Whatever strategy (or mix of strategies) you adopt, just make sure that you write consistently. You’ll be amazed at what you can do.

The Benefits of Having Several Projects At Once

Everyone has their own writing process. Some people write for hours at a stretch, some right in bursts. Some enter into a sort of fugue state, where all they can think about is the work at hand. Others flit from writing project to writing project. I’ve always been of the belief that there’s no one method that works for everyone, and that you have to really just find the one that works best for you and go with it, rather than try to fit yourself into some predetermined mold that might not work for you (and that might actually keep you from getting your work done).

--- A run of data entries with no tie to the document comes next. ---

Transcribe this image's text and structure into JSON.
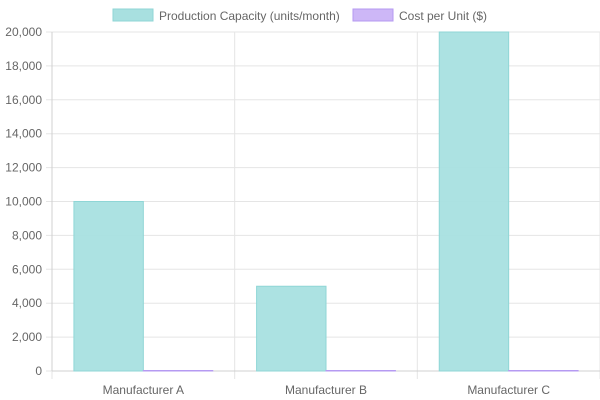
{
  "chart_data": {
    "type": "bar",
    "categories": [
      "Manufacturer A",
      "Manufacturer B",
      "Manufacturer C"
    ],
    "series": [
      {
        "name": "Production Capacity (units/month)",
        "values": [
          10000,
          5000,
          20000
        ],
        "color": "#a8e0e0",
        "border": "#8fd6d6"
      },
      {
        "name": "Cost per Unit ($)",
        "values": [
          15,
          12,
          18
        ],
        "color": "#cdb7f7",
        "border": "#b59af2"
      }
    ],
    "ylim": [
      0,
      20000
    ],
    "yticks": [
      "0",
      "2,000",
      "4,000",
      "6,000",
      "8,000",
      "10,000",
      "12,000",
      "14,000",
      "16,000",
      "18,000",
      "20,000"
    ],
    "ytick_values": [
      0,
      2000,
      4000,
      6000,
      8000,
      10000,
      12000,
      14000,
      16000,
      18000,
      20000
    ],
    "grid": true,
    "legend": "top"
  }
}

Personally, I (KC, that is), like having several projects going on at once. I know that this might sound a bit counterintuitive to some, and there are some drawbacks to it. For me, however, I find it difficult to stay too focused on a single project for too long. I suppose that some might say that that’s something I should have checked out, but I prefer to think that it gives me an opportunity to always stay energized, to not get bored with any one project because there’s always another one to be working on. (Incidentally, I tend to follow the same practice with books. I’m often reading several at once, as just a cursory glimpse at my Goodreads account will tell you).

To use an agricultural metaphor that I once read about somewhere, it’s a bit like crop rotation. By switching between projects–often during the course of a couple of hours–I keep myself from getting tired of working on the same thing. In fact, it keeps me inspired, and it keeps me energized. If I find that I hit a creative road-block, then I know that I can just switch to something else until the block is cleared. So, for example, on any one day I might be working on: a piece (or pieces) of The Filliquian Chronicle, a short story in the same universe, a novelette that’s unrelated to all of that, as well as a blog post (or two). Let me tell you, it’s never dull around here.

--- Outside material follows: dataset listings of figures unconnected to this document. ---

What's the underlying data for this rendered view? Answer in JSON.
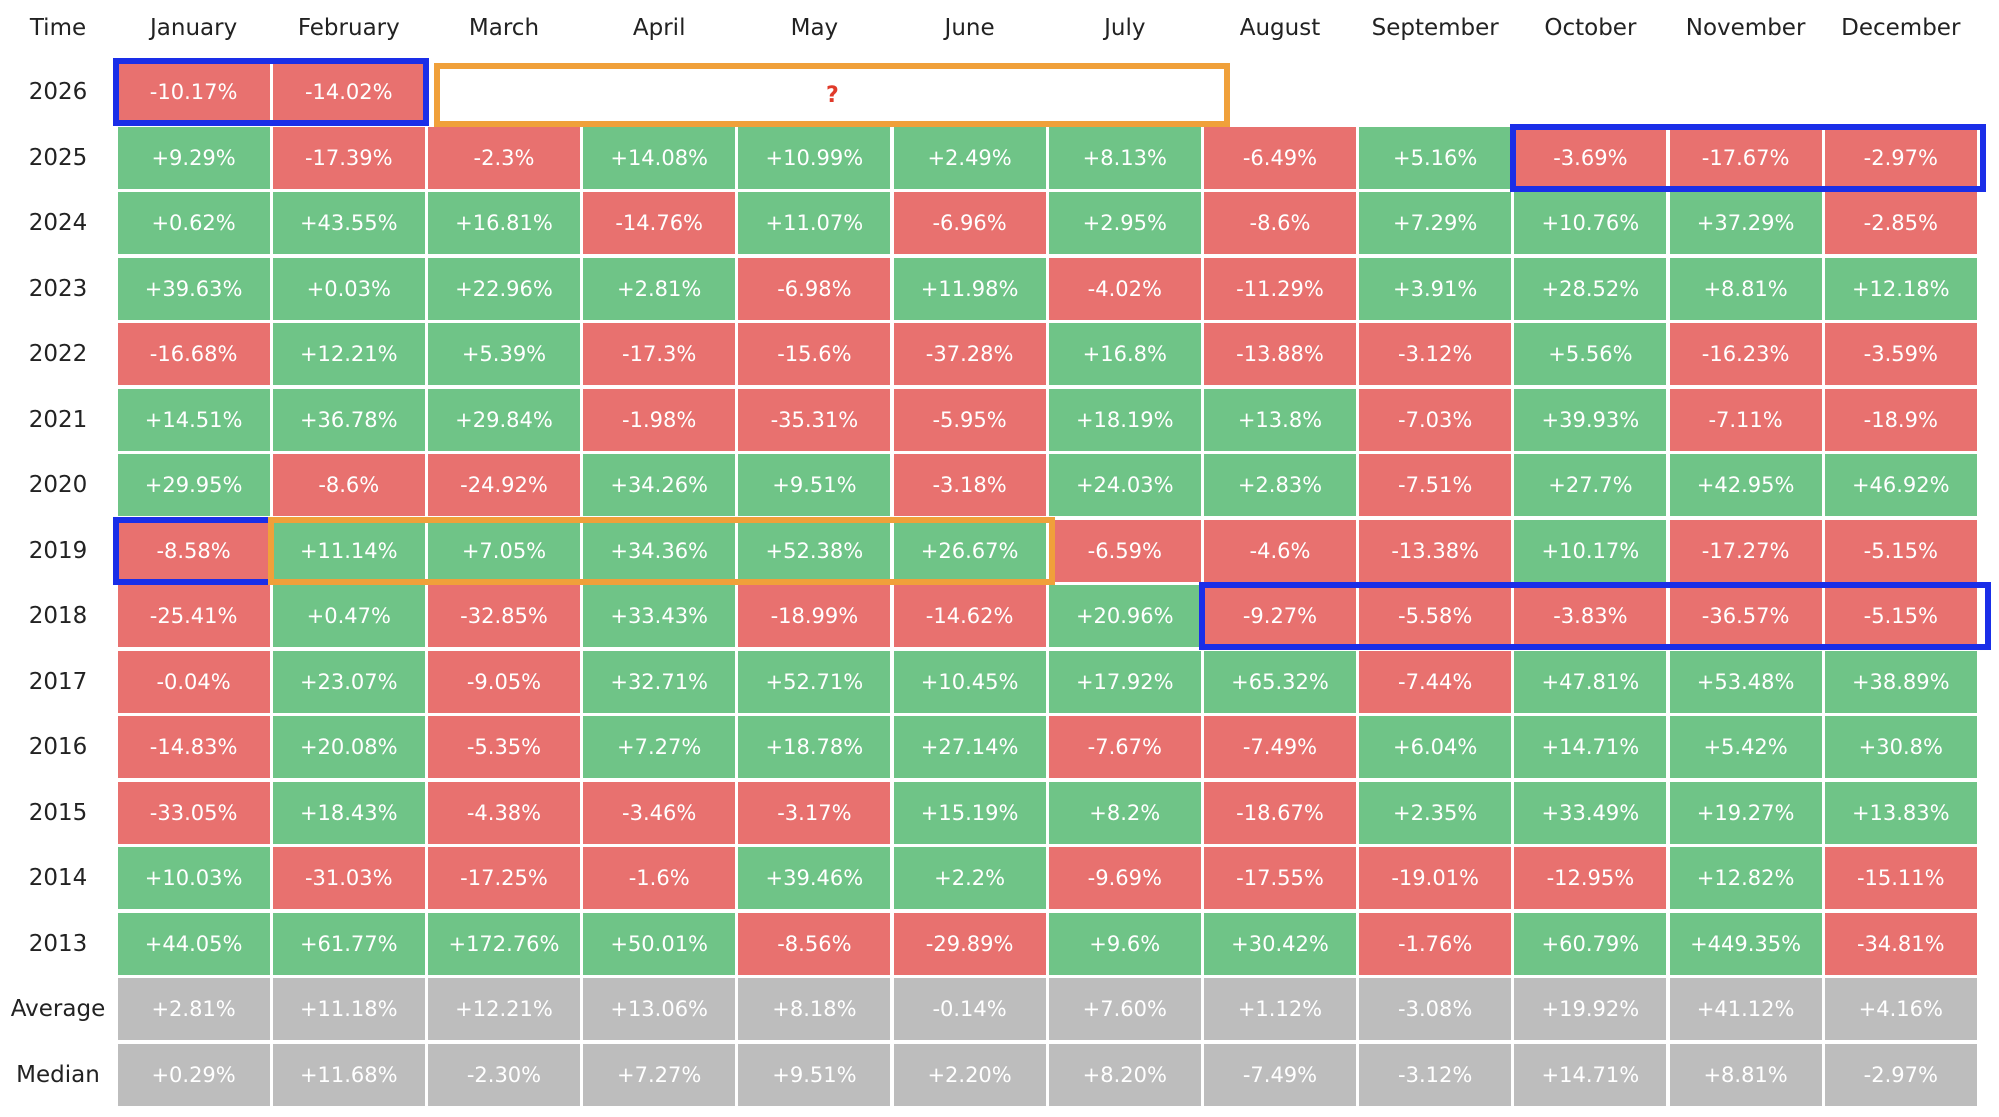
{
  "table": {
    "columns": [
      "Time",
      "January",
      "February",
      "March",
      "April",
      "May",
      "June",
      "July",
      "August",
      "September",
      "October",
      "November",
      "December"
    ],
    "rows": [
      {
        "label": "2026",
        "cells": [
          "-10.17%",
          "-14.02%"
        ]
      },
      {
        "label": "2025",
        "cells": [
          "+9.29%",
          "-17.39%",
          "-2.3%",
          "+14.08%",
          "+10.99%",
          "+2.49%",
          "+8.13%",
          "-6.49%",
          "+5.16%",
          "-3.69%",
          "-17.67%",
          "-2.97%"
        ]
      },
      {
        "label": "2024",
        "cells": [
          "+0.62%",
          "+43.55%",
          "+16.81%",
          "-14.76%",
          "+11.07%",
          "-6.96%",
          "+2.95%",
          "-8.6%",
          "+7.29%",
          "+10.76%",
          "+37.29%",
          "-2.85%"
        ]
      },
      {
        "label": "2023",
        "cells": [
          "+39.63%",
          "+0.03%",
          "+22.96%",
          "+2.81%",
          "-6.98%",
          "+11.98%",
          "-4.02%",
          "-11.29%",
          "+3.91%",
          "+28.52%",
          "+8.81%",
          "+12.18%"
        ]
      },
      {
        "label": "2022",
        "cells": [
          "-16.68%",
          "+12.21%",
          "+5.39%",
          "-17.3%",
          "-15.6%",
          "-37.28%",
          "+16.8%",
          "-13.88%",
          "-3.12%",
          "+5.56%",
          "-16.23%",
          "-3.59%"
        ]
      },
      {
        "label": "2021",
        "cells": [
          "+14.51%",
          "+36.78%",
          "+29.84%",
          "-1.98%",
          "-35.31%",
          "-5.95%",
          "+18.19%",
          "+13.8%",
          "-7.03%",
          "+39.93%",
          "-7.11%",
          "-18.9%"
        ]
      },
      {
        "label": "2020",
        "cells": [
          "+29.95%",
          "-8.6%",
          "-24.92%",
          "+34.26%",
          "+9.51%",
          "-3.18%",
          "+24.03%",
          "+2.83%",
          "-7.51%",
          "+27.7%",
          "+42.95%",
          "+46.92%"
        ]
      },
      {
        "label": "2019",
        "cells": [
          "-8.58%",
          "+11.14%",
          "+7.05%",
          "+34.36%",
          "+52.38%",
          "+26.67%",
          "-6.59%",
          "-4.6%",
          "-13.38%",
          "+10.17%",
          "-17.27%",
          "-5.15%"
        ]
      },
      {
        "label": "2018",
        "cells": [
          "-25.41%",
          "+0.47%",
          "-32.85%",
          "+33.43%",
          "-18.99%",
          "-14.62%",
          "+20.96%",
          "-9.27%",
          "-5.58%",
          "-3.83%",
          "-36.57%",
          "-5.15%"
        ]
      },
      {
        "label": "2017",
        "cells": [
          "-0.04%",
          "+23.07%",
          "-9.05%",
          "+32.71%",
          "+52.71%",
          "+10.45%",
          "+17.92%",
          "+65.32%",
          "-7.44%",
          "+47.81%",
          "+53.48%",
          "+38.89%"
        ]
      },
      {
        "label": "2016",
        "cells": [
          "-14.83%",
          "+20.08%",
          "-5.35%",
          "+7.27%",
          "+18.78%",
          "+27.14%",
          "-7.67%",
          "-7.49%",
          "+6.04%",
          "+14.71%",
          "+5.42%",
          "+30.8%"
        ]
      },
      {
        "label": "2015",
        "cells": [
          "-33.05%",
          "+18.43%",
          "-4.38%",
          "-3.46%",
          "-3.17%",
          "+15.19%",
          "+8.2%",
          "-18.67%",
          "+2.35%",
          "+33.49%",
          "+19.27%",
          "+13.83%"
        ]
      },
      {
        "label": "2014",
        "cells": [
          "+10.03%",
          "-31.03%",
          "-17.25%",
          "-1.6%",
          "+39.46%",
          "+2.2%",
          "-9.69%",
          "-17.55%",
          "-19.01%",
          "-12.95%",
          "+12.82%",
          "-15.11%"
        ]
      },
      {
        "label": "2013",
        "cells": [
          "+44.05%",
          "+61.77%",
          "+172.76%",
          "+50.01%",
          "-8.56%",
          "-29.89%",
          "+9.6%",
          "+30.42%",
          "-1.76%",
          "+60.79%",
          "+449.35%",
          "-34.81%"
        ]
      }
    ],
    "summary": [
      {
        "label": "Average",
        "cells": [
          "+2.81%",
          "+11.18%",
          "+12.21%",
          "+13.06%",
          "+8.18%",
          "-0.14%",
          "+7.60%",
          "+1.12%",
          "-3.08%",
          "+19.92%",
          "+41.12%",
          "+4.16%"
        ]
      },
      {
        "label": "Median",
        "cells": [
          "+0.29%",
          "+11.68%",
          "-2.30%",
          "+7.27%",
          "+9.51%",
          "+2.20%",
          "+8.20%",
          "-7.49%",
          "-3.12%",
          "+14.71%",
          "+8.81%",
          "-2.97%"
        ]
      }
    ],
    "annotation": "?"
  }
}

Admittedly, however, this process does entail some rather notable drawbacks, foremost of which is the danger of being so scattered that I never finish anything. Indeed, once upon a time that was my greatest challenge as a writer, and my computers would be filled with discarded stories in which I’d lost interest as I moved onto something new. Part of that was a function of the fact that I was usually either in undergrad or working full-time, so really keeping focused on writing was really a challenge. It’s taken me quite a while to shake off those bad habits and to focus just as much on finishing at least one or two projects a month (it helps that I have Kellen to keep me on the straight and narrow, since he’s almost always waiting to get something from me).

Indeed, as I’ve matured as a writer, I’ve started to become more successful at seeing projects through to their conclusion. I suspect that some of this is due to the fact that I actually finished a dissertation. Just in case any of you aren’t familiar with what’s involved with writing one of those, it’s essentially writing a book-length scholarly discussion, which has to go through several rounds of revision before it’s ready to be defended. As a result, you’re very much encouraged to make steady and reliable progress (even though, it must be said, this usually works out better in theory than in practice). I can assure you, the feeling of accomplishment at completing a beast like that is enough to encourage you to see every project you start through to completion.

The key to this method of composition is, I think, building in a mechanism that keeps you accountable to someone other than yourself. When you’re simply writing in accordance with your own deadlines, it can be all too easy to start making excuses, to reassure yourself that you’re still on track, even if you don’t finish something. By having some external power, you can make sure that you meet important deadlines. I don’t know about all of you, but disappointing someone is always a great motivator for me to finish something.

So, while it might not for everyone, I find that having multiple projects going at once is a key part of my creativity. This might change at some point in the future but, as the old saying goes, if it ain’t broke, don’t fix it!